Estate agency rent surveys - Civil servants remuneration
Estate agency rent surveys
This article describes the estate agency rent surveys (EARS) which are organised in the European Union Member States, presenting background information and a link to published reports.
These surveys are done in the context of the wider work done to compare the relative cost of living of international civil servants between their place of employment and that of Brussels, the reference city.
Because of the importance of housing costs in the overall expenditure of a household, specific rent surveys are carried out annually through estate agencies.
The EARS are carried out in collaboration between Eurostat, the International Service for Remunerations and Pensions (ISRP) at the OECD and the National Statistical Offices. Rent prices are collected around mid-year for precise types of accommodation in pre-selected neighbourhoods. Example survey guidelines are provided as an appendix to the methodology manual ‘Intra-EU correction coefficients for Article 64 purposes DOC A6465/15/59rev’.
The dwelling type definitions have been developed by the experts and refined over many years, and have been approved for use by the working group on Articles 64 & 65 of the Staff Regulations. The neighbourhoods are carefully selected to reflect actual and potential choices about residential neighbourhoods, and are reviewed each year for example using information about actual choices of expatriate international officials, choices by comparable local professionals, location of international schools, proximity to work premises of expatriate international officials.

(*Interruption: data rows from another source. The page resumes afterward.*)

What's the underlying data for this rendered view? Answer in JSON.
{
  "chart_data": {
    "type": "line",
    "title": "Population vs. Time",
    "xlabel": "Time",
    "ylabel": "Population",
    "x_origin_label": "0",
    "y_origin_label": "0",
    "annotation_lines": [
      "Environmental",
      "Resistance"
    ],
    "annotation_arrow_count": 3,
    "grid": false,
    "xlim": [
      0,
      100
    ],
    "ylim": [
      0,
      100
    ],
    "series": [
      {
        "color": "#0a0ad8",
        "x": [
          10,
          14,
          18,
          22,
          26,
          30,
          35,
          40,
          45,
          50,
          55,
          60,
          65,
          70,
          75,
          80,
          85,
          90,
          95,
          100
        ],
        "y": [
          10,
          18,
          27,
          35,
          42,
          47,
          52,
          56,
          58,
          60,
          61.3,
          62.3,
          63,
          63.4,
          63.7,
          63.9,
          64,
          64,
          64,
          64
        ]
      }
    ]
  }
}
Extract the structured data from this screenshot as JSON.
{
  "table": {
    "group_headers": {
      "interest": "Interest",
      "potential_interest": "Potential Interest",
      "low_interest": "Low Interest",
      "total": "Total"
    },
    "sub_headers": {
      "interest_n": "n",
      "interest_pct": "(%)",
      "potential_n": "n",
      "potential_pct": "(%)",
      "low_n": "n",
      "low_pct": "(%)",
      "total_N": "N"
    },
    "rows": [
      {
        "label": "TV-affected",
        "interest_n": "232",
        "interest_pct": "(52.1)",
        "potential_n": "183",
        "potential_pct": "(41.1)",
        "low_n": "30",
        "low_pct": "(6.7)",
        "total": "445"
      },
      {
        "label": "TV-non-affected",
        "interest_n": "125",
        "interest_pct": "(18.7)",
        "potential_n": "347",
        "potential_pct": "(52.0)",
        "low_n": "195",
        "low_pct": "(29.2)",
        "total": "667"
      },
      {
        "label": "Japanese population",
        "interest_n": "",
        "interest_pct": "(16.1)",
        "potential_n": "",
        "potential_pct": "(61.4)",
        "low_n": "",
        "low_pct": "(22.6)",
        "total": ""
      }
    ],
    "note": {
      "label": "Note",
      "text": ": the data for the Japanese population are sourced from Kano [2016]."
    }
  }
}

For each dwelling type, the information obtained is combined with information derived from similar surveys in earlier years, to establish a six year moving average value. This is then used to determine the difference in rental prices for the same type of property by comparison to Brussels. Because the approach is harmonised, results can also be compared with each of the other locations where the survey is carried out. The rent price for each dwelling type is combined to produce a weighted arithmetic mean rent price, using dwelling type preferences as weights. The dwelling type preferences are identified from periodic surveys amongst expatriate international officials in each location (or a grouped average if there are insufficient responses for an individual location).